Colin
Colin

Reputation: 735

Latitude / Longitude Distance Calculation

A quick question about a Lat / Long calculation.

I want to take a value set e.g. Lat: 55.123456 Long -6.123456 and work out the four points that are an arbitrary distance away.

enter image description here

As the given square, I want to work out the value for Latitude on the left and right side. Thus the red lines are 1.5km from the start point. Likewise for the longitude, the blue lines will be 1.5km from the start point. The output will be 4 points, all distances in kilometres.

In short: Latitude + Y = Latitude Value X kilometers away

Working with iPhone at the moment and its for a very rough database calculation.

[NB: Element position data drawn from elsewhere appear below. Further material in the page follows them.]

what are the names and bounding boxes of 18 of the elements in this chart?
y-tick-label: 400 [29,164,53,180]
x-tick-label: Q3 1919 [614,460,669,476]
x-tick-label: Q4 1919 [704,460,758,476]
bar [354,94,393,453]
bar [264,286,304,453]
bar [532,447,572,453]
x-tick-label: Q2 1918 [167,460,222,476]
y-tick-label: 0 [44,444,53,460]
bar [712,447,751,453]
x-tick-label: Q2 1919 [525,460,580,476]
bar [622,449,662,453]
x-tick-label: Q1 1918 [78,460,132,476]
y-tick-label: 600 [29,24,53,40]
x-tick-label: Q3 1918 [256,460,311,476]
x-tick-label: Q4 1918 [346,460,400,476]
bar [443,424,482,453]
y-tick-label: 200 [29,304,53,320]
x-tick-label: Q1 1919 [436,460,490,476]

EDIT: Just to clarify, the distance is so short that curvature (And hence accuracy) is not an issue.

Upvotes: 5

Views: 2719

Answers (3)

Colin
Colin

Reputation: 735

In OBJ-C this should be a decent solution:

float r_earth = 6378 * 1000; //Work in meters for everything
float dy = 3000; //A point 3km away
float dx = 3000; //A point 3km away
float new_latitude  = latitude  + (dy / r_earth) * (180 / M_PI);
float new_longitude = longitude + (dx / r_earth) * (180 / M_PI) / cos(latitude * 180/M_PI);

Upvotes: 6

AlexWien
AlexWien

Reputation: 28767

// parameter: offset in meters
float offsetM = 1500; // 1.5km

// degrees / earth circumfence
float degreesPerMeter = 360.0 / 40 000 000;
float toRad = 180 / M_PI;

float latOffsetMeters = offsetM * degreesPerMeter;
float lonOffsetMeters = offsetM * degreesPerMeter * cos (centerLatitude * toRad);

Now simply add +/- latOffsetMeters and +/- lonOffsetMeters to your centerLatitude/ centerLongitude.

Formula is usefull up to hundred kilometers.

Upvotes: 1

begemotv2718
begemotv2718

Reputation: 868

Well, for rough calculation with relatively small distances (less than 100km) you may assume that there is 40_000_000/360=111 111 meters per degree of latitude and 111 111*cos(latitude) meters per degree of longitude. This is because a meter was defined as 1/40_000_000 part of the Paris meridian;).

Otherwise you should use great circle distances, as noted in the comments. For high precision you also need to take into account that Earth is slightly oblate spheroid rather than a sphere.